Les dés sont jetés ! Le jeu de dés, ses enjeux et son double langage à Kharnak, une communauté de pasteurs nomades du Ladakh
Résumé
En écho aux écrits publiés sur le jeu et les jeux par Philippe Sagant, cet article propose de mettre en lumière le lancer de dés et son double langage, tel qu’il est pratiqué chez les pasteurs nomades du Ladakh, aux confins du plateau tibétain. Lancer les dés, un geste qui s’accompagne toujours de phrases équivoques, susurrés ou criés à pleine voix, n’est pas seulement sur ces hautes terres une méthode de divination, un divertissement ou un jeu d’argent, mais c’est également le moyen par lequel sont prises toutes les décisions relatives à la bonne marche de la communauté : élection du chef et de ses adjoints, répartition des pâturages, choix des hommes envoyés chercher les animaux égarés, etc.

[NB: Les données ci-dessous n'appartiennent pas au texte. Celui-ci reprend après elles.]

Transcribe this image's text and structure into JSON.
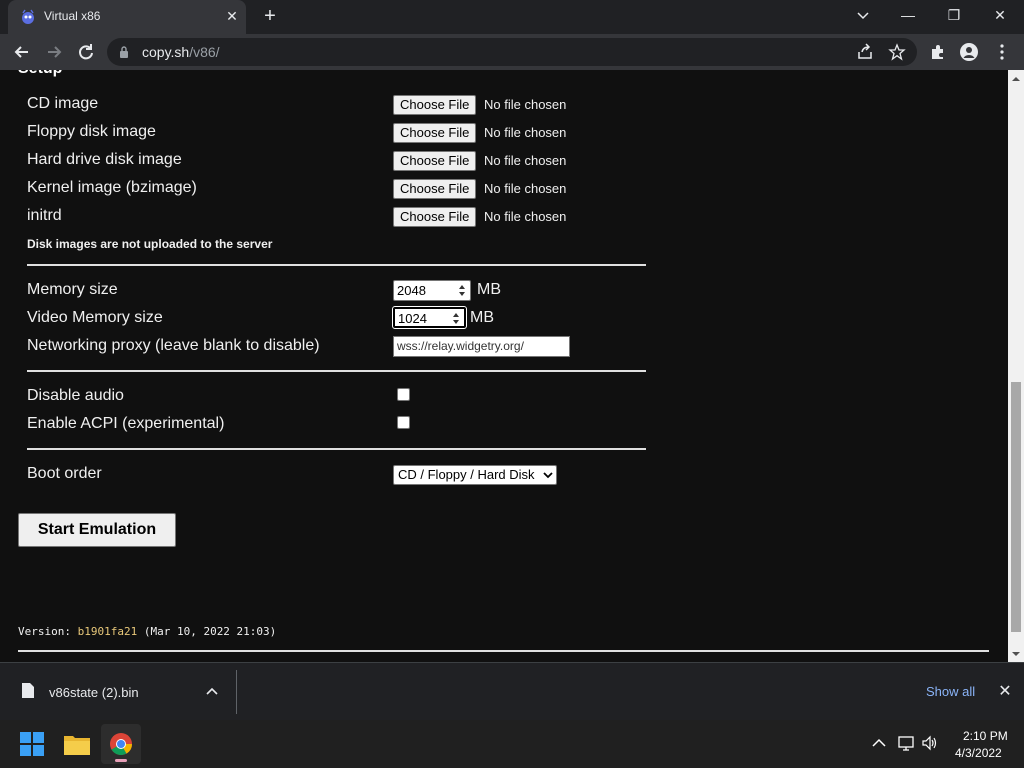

Activité ouverte à tous les hommes quels qu’en soient le statut et l’âge, jouer aux dés est en revanche interdit aux femmes, lesquelles ont en retour l’exclusivité d’en reproduire le dessin sur les tapis de laine et les couvertures qu’elles tissent, une illustration du proverbe « homme du dehors, femme du dedans » qui régit la société.